Another Serbian breaks cover, screaming as he charges me with a knife. Poor bastard must have run out of ammo. I sidestep his wild swing and put him down with a double tap to the chest. Textbook.
In the warehouse beyond me, the gunfire is already starting to die down. It’s been less than fifteen minutes since we breached, but the warehouse floor is littered with Serbian corpses. A few survivors have thrown down their weapons, hands raised in surrender. They won’t last long.
I key my radio. “Building secure. Phase one complete.”
Feliks’s voice returns: “All the rest of the secondary targets all went down simultaneously. They never knew what hit them, Sasha. Clean fuckin’ sweep.”
I allow myself a small smile as I reload. Dragan’s empire is crumbling, and he doesn’t even know it yet.
But he will.
Very, very soon.
I kick open the door at the end of the hall down which the Serbian lieutenant pointed. It’s an empty office, unremarkable. But the leather of Dragan’s office chair still holds his body heat.
I run my fingers over the mahogany desk, imagining him sitting here not ten minutes ago, thinking he was untouchable. I wonder what he’s thinking now.
The wall safe hangs open, its contents scattered. I’m sure they’re nothing important—Dragan is an arrogant motherfucker, but not a stupid one. Sure enough, all I find are useless passports, ledgers, a Glock 19 with serial numbers acid-scorched.
I’m slamming the drawer shut when tires crunch outside.
I stride to the window and look out. Three stories below, a black Mercedes pulls up at the curb, its armored bulk gleaming under sodium lights.
And there he is.
Dragan emerges from a side door, flanked by what’s left of his security detail. Even from here, I can see the tension in his shoulders, the way his head whips back and forth as he surveys the street. He knows he’s fucked. The silence from his outposts must be deafening. As deafening as this C4 is about to be when it blows this warehouse to the fucking sky.
Just before he ducks into the car, some instinct makes him look up.
Our eyes lock through the glass.
His face goes slack with shock as recognition hits. The great Dragan Vukovic, seeing a ghost. Seeing the man he thought he’d killed, standing in his office like Death himself has come calling.

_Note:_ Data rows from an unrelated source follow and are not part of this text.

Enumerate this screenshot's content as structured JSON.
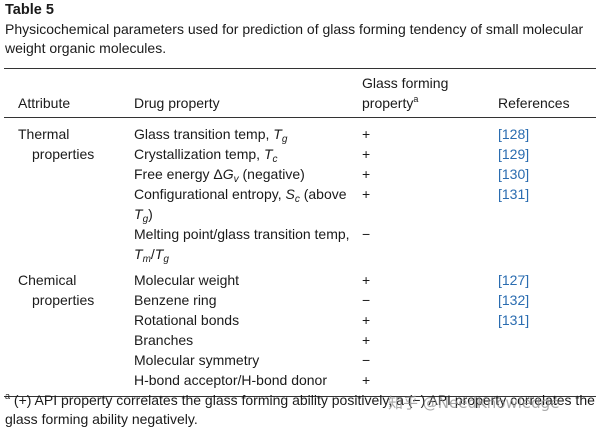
{
  "header": {
    "title": "Table 5",
    "caption": "Physicochemical parameters used for prediction of glass forming tendency of small molecular weight organic molecules."
  },
  "table": {
    "columns": [
      "Attribute",
      "Drug property",
      [
        {
          "text": "Glass forming property"
        },
        {
          "text": "a",
          "style": "sup"
        }
      ],
      "References"
    ],
    "groups": [
      {
        "attribute": "Thermal properties",
        "rows": [
          {
            "property": [
              {
                "text": "Glass transition temp, "
              },
              {
                "text": "T",
                "style": "italic"
              },
              {
                "text": "g",
                "style": "sub"
              }
            ],
            "effect": "+",
            "reference": "[128]"
          },
          {
            "property": [
              {
                "text": "Crystallization temp, "
              },
              {
                "text": "T",
                "style": "italic"
              },
              {
                "text": "c",
                "style": "sub"
              }
            ],
            "effect": "+",
            "reference": "[129]"
          },
          {
            "property": [
              {
                "text": "Free energy Δ"
              },
              {
                "text": "G",
                "style": "italic"
              },
              {
                "text": "v",
                "style": "sub"
              },
              {
                "text": " (negative)"
              }
            ],
            "effect": "+",
            "reference": "[130]"
          },
          {
            "property": [
              {
                "text": "Configurational entropy, "
              },
              {
                "text": "S",
                "style": "italic"
              },
              {
                "text": "c",
                "style": "sub"
              },
              {
                "text": " (above "
              },
              {
                "text": "T",
                "style": "italic"
              },
              {
                "text": "g",
                "style": "sub"
              },
              {
                "text": ")"
              }
            ],
            "effect": "+",
            "reference": "[131]"
          },
          {
            "property": [
              {
                "text": "Melting point/glass transition temp, "
              },
              {
                "text": "T",
                "style": "italic"
              },
              {
                "text": "m",
                "style": "sub"
              },
              {
                "text": "/"
              },
              {
                "text": "T",
                "style": "italic"
              },
              {
                "text": "g",
                "style": "sub"
              }
            ],
            "effect": "−"
          }
        ]
      },
      {
        "attribute": "Chemical properties",
        "rows": [
          {
            "property": "Molecular weight",
            "effect": "+",
            "reference": "[127]"
          },
          {
            "property": "Benzene ring",
            "effect": "−",
            "reference": "[132]"
          },
          {
            "property": "Rotational bonds",
            "effect": "+",
            "reference": "[131]"
          },
          {
            "property": "Branches",
            "effect": "+"
          },
          {
            "property": "Molecular symmetry",
            "effect": "−"
          },
          {
            "property": "H-bond acceptor/H-bond donor",
            "effect": "+"
          }
        ]
      }
    ]
  },
  "footnote": [
    {
      "text": "a",
      "style": "sup"
    },
    {
      "text": " (+) API property correlates the glass forming ability positively, a (−) API property correlates the glass forming ability negatively."
    }
  ],
  "watermark": "知乎 @NeedKnowledge"
}
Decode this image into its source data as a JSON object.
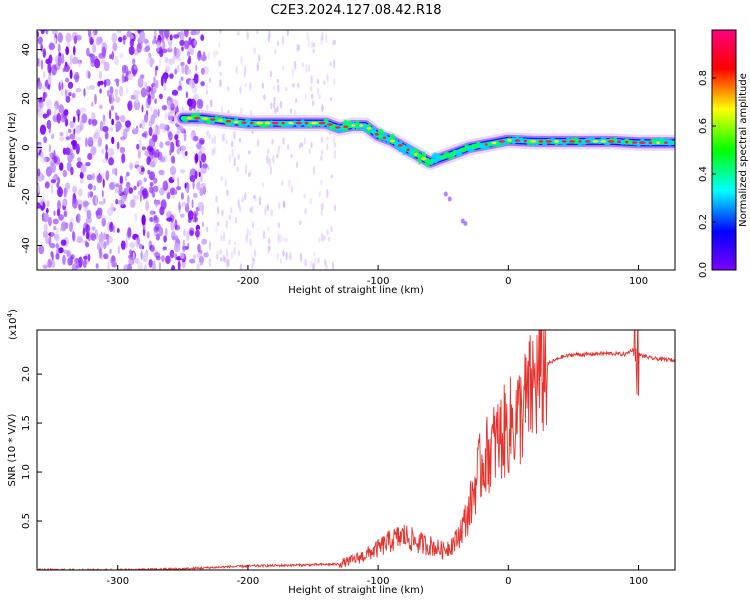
{
  "title": "C2E3.2024.127.08.42.R18",
  "chart_data": [
    {
      "type": "heatmap",
      "xlabel": "Height of straight line (km)",
      "ylabel": "Frequency (Hz)",
      "xlim": [
        -362,
        128
      ],
      "ylim": [
        -50,
        48
      ],
      "xticks": [
        -300,
        -200,
        -100,
        0,
        100
      ],
      "yticks": [
        -40,
        -20,
        0,
        20,
        40
      ],
      "colorbar": {
        "label": "Normalized spectral amplitude",
        "range": [
          0,
          1
        ],
        "ticks": [
          0.0,
          0.2,
          0.4,
          0.6,
          0.8
        ],
        "colormap": "rainbow",
        "colors": [
          "#7d00ff",
          "#0000ff",
          "#00ffff",
          "#00ff00",
          "#ffff00",
          "#ff0000",
          "#ff0080"
        ]
      },
      "noise_region_x": [
        -362,
        -232
      ],
      "ridge": {
        "x": [
          -250,
          -235,
          -220,
          -200,
          -180,
          -160,
          -140,
          -130,
          -120,
          -110,
          -100,
          -90,
          -80,
          -70,
          -60,
          -50,
          -40,
          -30,
          -20,
          -10,
          0,
          20,
          40,
          60,
          80,
          100,
          128
        ],
        "y": [
          12,
          12,
          11,
          10,
          10,
          10,
          10,
          8,
          9,
          9,
          5,
          3,
          0,
          -3,
          -6,
          -4,
          -2,
          0,
          1,
          2,
          3,
          2.5,
          2.5,
          2.5,
          2.5,
          2,
          2
        ]
      },
      "grid": false
    },
    {
      "type": "line",
      "xlabel": "Height of straight line (km)",
      "ylabel": "SNR (10 * V/V)",
      "y_scale_label": "(x10",
      "y_scale_exp": "4",
      "y_scale_close": ")",
      "xlim": [
        -362,
        128
      ],
      "ylim": [
        0,
        2.45
      ],
      "xticks": [
        -300,
        -200,
        -100,
        0,
        100
      ],
      "yticks": [
        0.5,
        1.0,
        1.5,
        2.0
      ],
      "ytick_labels": [
        "0.5",
        "1.0",
        "1.5",
        "2.0"
      ],
      "color": "#e8322e",
      "series": [
        {
          "x": [
            -362,
            -300,
            -250,
            -220,
            -200,
            -160,
            -130,
            -120,
            -110,
            -100,
            -90,
            -80,
            -70,
            -60,
            -50,
            -40,
            -30,
            -25,
            -20,
            -10,
            0,
            10,
            20,
            30,
            40,
            50,
            60,
            70,
            80,
            90,
            95,
            100,
            110,
            128
          ],
          "values": [
            0.0,
            0.0,
            0.01,
            0.03,
            0.04,
            0.05,
            0.06,
            0.1,
            0.15,
            0.22,
            0.3,
            0.35,
            0.28,
            0.25,
            0.2,
            0.3,
            0.6,
            0.9,
            1.1,
            1.3,
            1.45,
            1.6,
            1.9,
            2.1,
            2.17,
            2.2,
            2.2,
            2.21,
            2.21,
            2.2,
            2.25,
            2.2,
            2.16,
            2.14
          ]
        }
      ],
      "grid": false
    }
  ]
}
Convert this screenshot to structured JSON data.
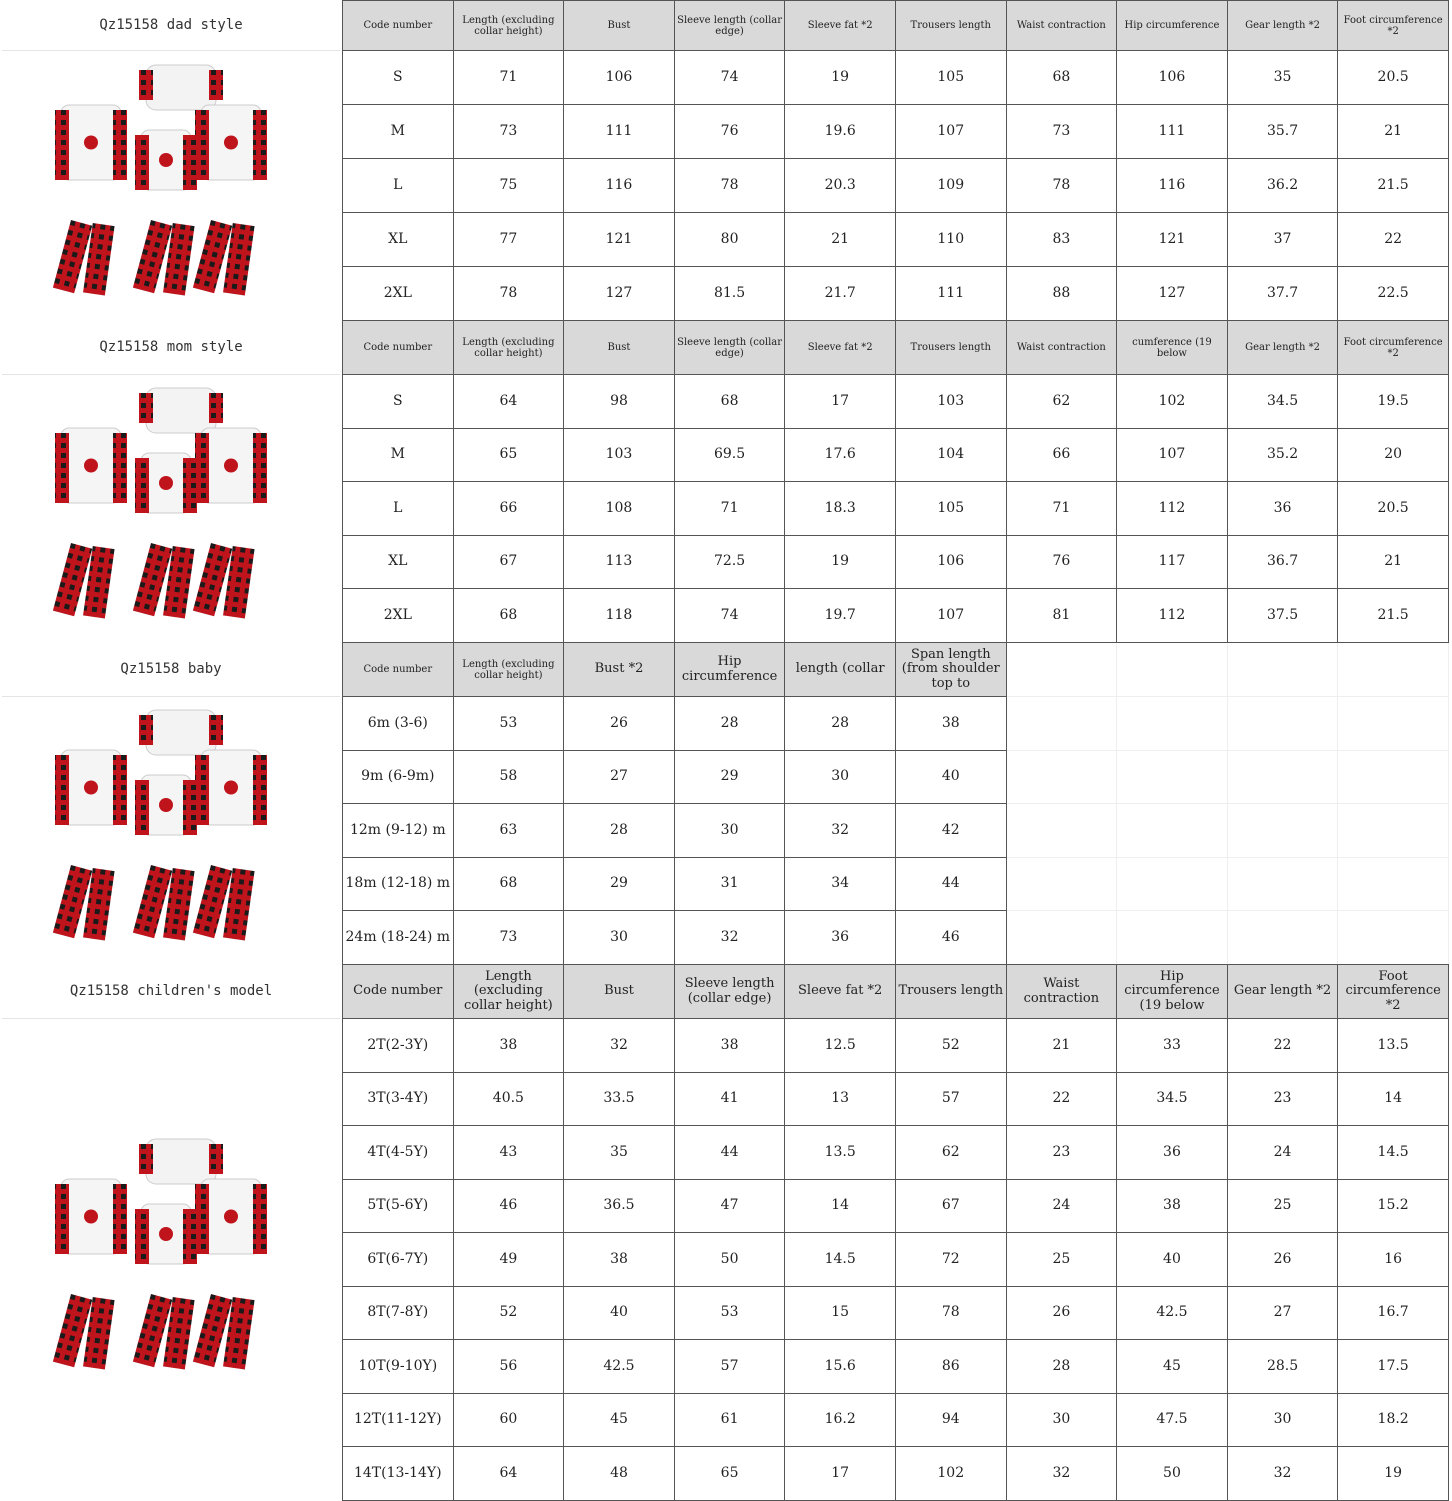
{
  "colors": {
    "header_bg": "#d9d9d9",
    "plaid_red": "#c0141c",
    "plaid_dark": "#1a1a1a"
  },
  "sections": [
    {
      "label": "Qz15158 dad style",
      "image": "family-christmas-pajamas-image",
      "header_size": "small",
      "headers": [
        "Code number",
        "Length (excluding collar height)",
        "Bust",
        "Sleeve length (collar edge)",
        "Sleeve fat *2",
        "Trousers length",
        "Waist contraction",
        "Hip circumference",
        "Gear length *2",
        "Foot circumference *2"
      ],
      "rows": [
        [
          "S",
          "71",
          "106",
          "74",
          "19",
          "105",
          "68",
          "106",
          "35",
          "20.5"
        ],
        [
          "M",
          "73",
          "111",
          "76",
          "19.6",
          "107",
          "73",
          "111",
          "35.7",
          "21"
        ],
        [
          "L",
          "75",
          "116",
          "78",
          "20.3",
          "109",
          "78",
          "116",
          "36.2",
          "21.5"
        ],
        [
          "XL",
          "77",
          "121",
          "80",
          "21",
          "110",
          "83",
          "121",
          "37",
          "22"
        ],
        [
          "2XL",
          "78",
          "127",
          "81.5",
          "21.7",
          "111",
          "88",
          "127",
          "37.7",
          "22.5"
        ]
      ]
    },
    {
      "label": "Qz15158 mom style",
      "image": "family-christmas-pajamas-image",
      "header_size": "small",
      "headers": [
        "Code number",
        "Length (excluding collar height)",
        "Bust",
        "Sleeve length (collar edge)",
        "Sleeve fat *2",
        "Trousers length",
        "Waist contraction",
        "cumference (19 below",
        "Gear length *2",
        "Foot circumference *2"
      ],
      "rows": [
        [
          "S",
          "64",
          "98",
          "68",
          "17",
          "103",
          "62",
          "102",
          "34.5",
          "19.5"
        ],
        [
          "M",
          "65",
          "103",
          "69.5",
          "17.6",
          "104",
          "66",
          "107",
          "35.2",
          "20"
        ],
        [
          "L",
          "66",
          "108",
          "71",
          "18.3",
          "105",
          "71",
          "112",
          "36",
          "20.5"
        ],
        [
          "XL",
          "67",
          "113",
          "72.5",
          "19",
          "106",
          "76",
          "117",
          "36.7",
          "21"
        ],
        [
          "2XL",
          "68",
          "118",
          "74",
          "19.7",
          "107",
          "81",
          "112",
          "37.5",
          "21.5"
        ]
      ]
    },
    {
      "label": "Qz15158 baby",
      "image": "family-christmas-pajamas-image",
      "header_size": "mixed",
      "headers": [
        "Code number",
        "Length (excluding collar height)",
        "Bust *2",
        "Hip circumference",
        "length (collar",
        "Span length (from shoulder top to"
      ],
      "rows": [
        [
          "6m (3-6)",
          "53",
          "26",
          "28",
          "28",
          "38"
        ],
        [
          "9m (6-9m)",
          "58",
          "27",
          "29",
          "30",
          "40"
        ],
        [
          "12m (9-12) m",
          "63",
          "28",
          "30",
          "32",
          "42"
        ],
        [
          "18m (12-18) m",
          "68",
          "29",
          "31",
          "34",
          "44"
        ],
        [
          "24m (18-24) m",
          "73",
          "30",
          "32",
          "36",
          "46"
        ]
      ]
    },
    {
      "label": "Qz15158 children's model",
      "image": "family-christmas-pajamas-image",
      "header_size": "big",
      "headers": [
        "Code number",
        "Length (excluding collar height)",
        "Bust",
        "Sleeve length (collar edge)",
        "Sleeve fat *2",
        "Trousers length",
        "Waist contraction",
        "Hip circumference (19 below",
        "Gear length *2",
        "Foot circumference *2"
      ],
      "rows": [
        [
          "2T(2-3Y)",
          "38",
          "32",
          "38",
          "12.5",
          "52",
          "21",
          "33",
          "22",
          "13.5"
        ],
        [
          "3T(3-4Y)",
          "40.5",
          "33.5",
          "41",
          "13",
          "57",
          "22",
          "34.5",
          "23",
          "14"
        ],
        [
          "4T(4-5Y)",
          "43",
          "35",
          "44",
          "13.5",
          "62",
          "23",
          "36",
          "24",
          "14.5"
        ],
        [
          "5T(5-6Y)",
          "46",
          "36.5",
          "47",
          "14",
          "67",
          "24",
          "38",
          "25",
          "15.2"
        ],
        [
          "6T(6-7Y)",
          "49",
          "38",
          "50",
          "14.5",
          "72",
          "25",
          "40",
          "26",
          "16"
        ],
        [
          "8T(7-8Y)",
          "52",
          "40",
          "53",
          "15",
          "78",
          "26",
          "42.5",
          "27",
          "16.7"
        ],
        [
          "10T(9-10Y)",
          "56",
          "42.5",
          "57",
          "15.6",
          "86",
          "28",
          "45",
          "28.5",
          "17.5"
        ],
        [
          "12T(11-12Y)",
          "60",
          "45",
          "61",
          "16.2",
          "94",
          "30",
          "47.5",
          "30",
          "18.2"
        ],
        [
          "14T(13-14Y)",
          "64",
          "48",
          "65",
          "17",
          "102",
          "32",
          "50",
          "32",
          "19"
        ]
      ]
    }
  ]
}
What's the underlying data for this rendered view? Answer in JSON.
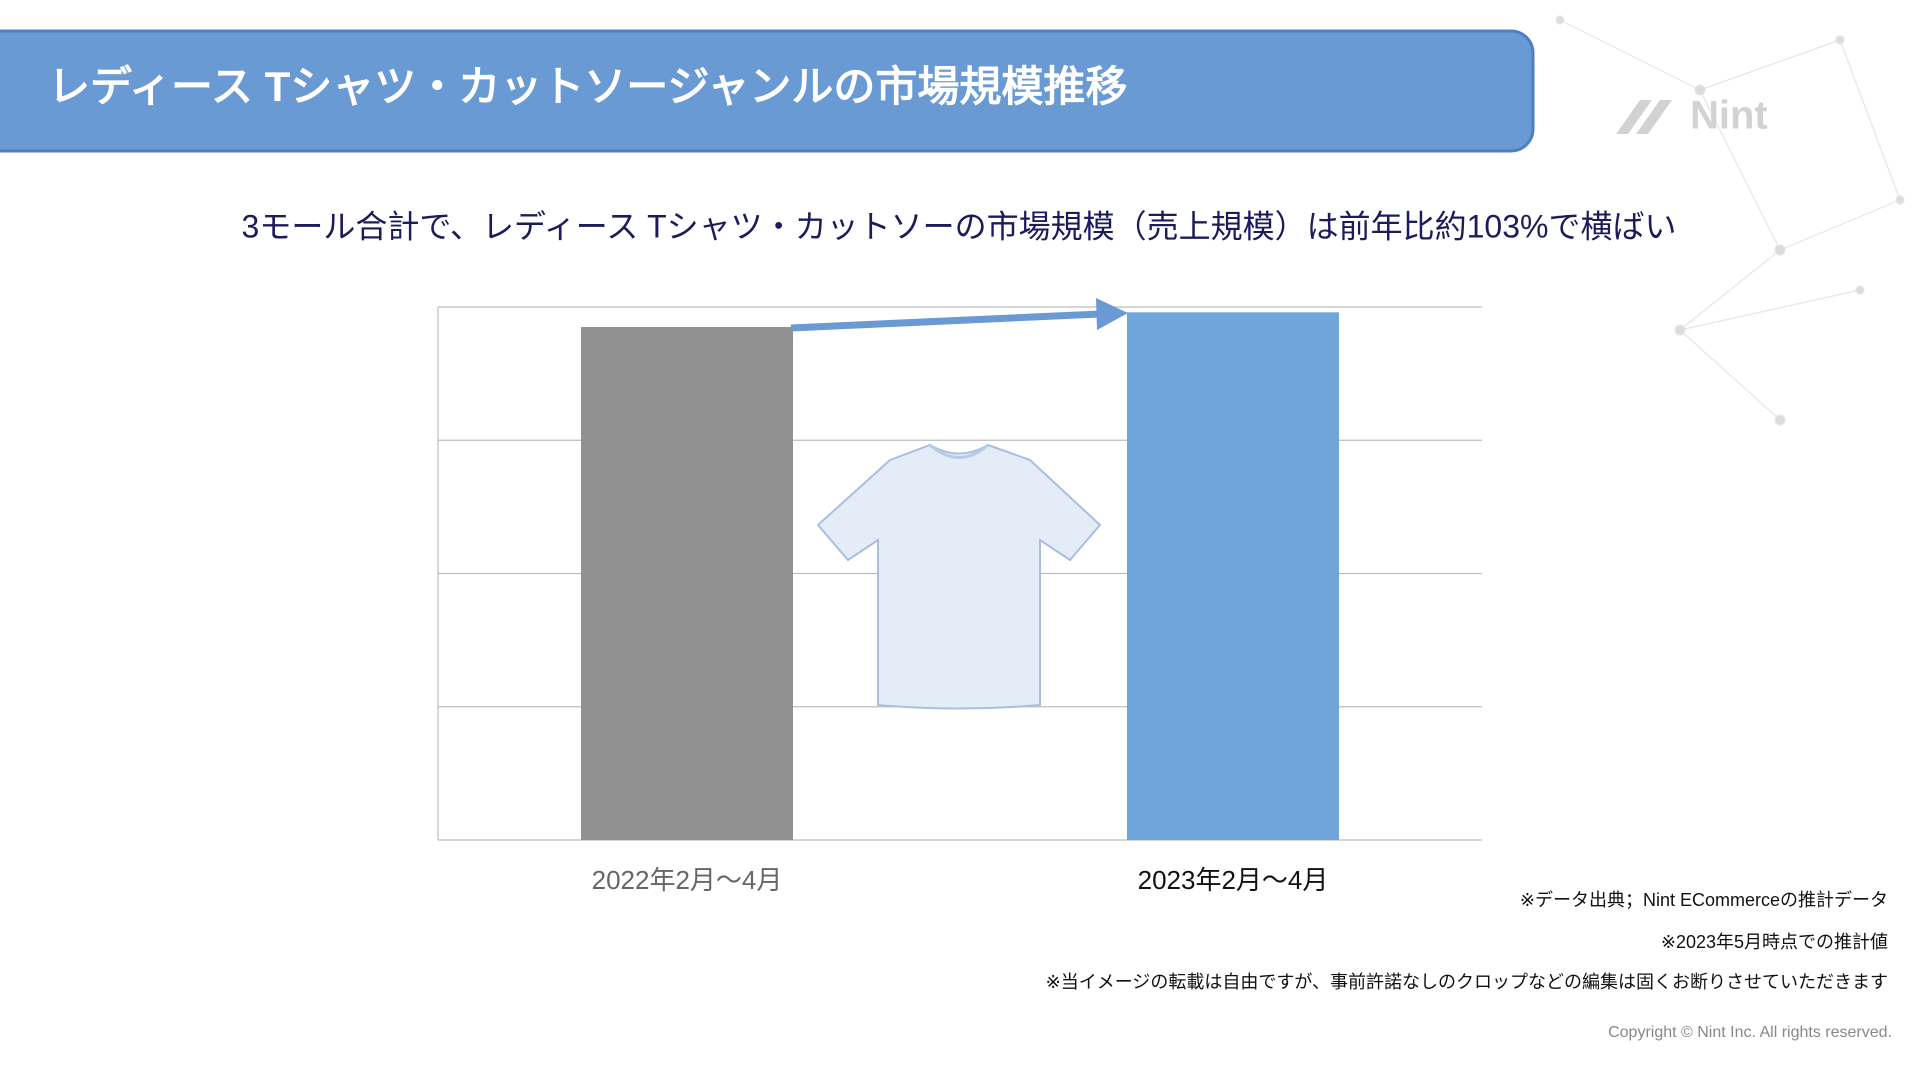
{
  "slide": {
    "title": "レディース Tシャツ・カットソージャンルの市場規模推移",
    "logo": "Nint",
    "notes": [
      "※データ出典；Nint ECommerceの推計データ",
      "※2023年5月時点での推計値",
      "※当イメージの転載は自由ですが、事前許諾なしのクロップなどの編集は固くお断りさせていただきます"
    ],
    "copyright": "Copyright © Nint Inc. All rights reserved."
  },
  "chart_data": {
    "type": "bar",
    "subtitle": "3モール合計で、レディース Tシャツ・カットソーの市場規模（売上規模）は前年比約103%で横ばい",
    "categories": [
      "2022年2月〜4月",
      "2023年2月〜4月"
    ],
    "values": [
      3.85,
      3.96
    ],
    "colors": [
      "#919191",
      "#6fa5d8"
    ],
    "ylim": [
      0,
      4
    ],
    "yticks": [
      0,
      1,
      2,
      3,
      4
    ],
    "grid": true
  }
}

I bare my teeth in what might charitably be called a smile. I want him to see me. I hope he understands exactly what’s coming for him.
His bodyguard yanks the car door open, breaking the spell. Dragan practically dives inside.
I watch the Mercedes peel away, leaving rubber on asphalt.
“Run, run, little rabbit,” I murmur, tapping the tip of my gun on the window glass. “It won’t be much longer now.”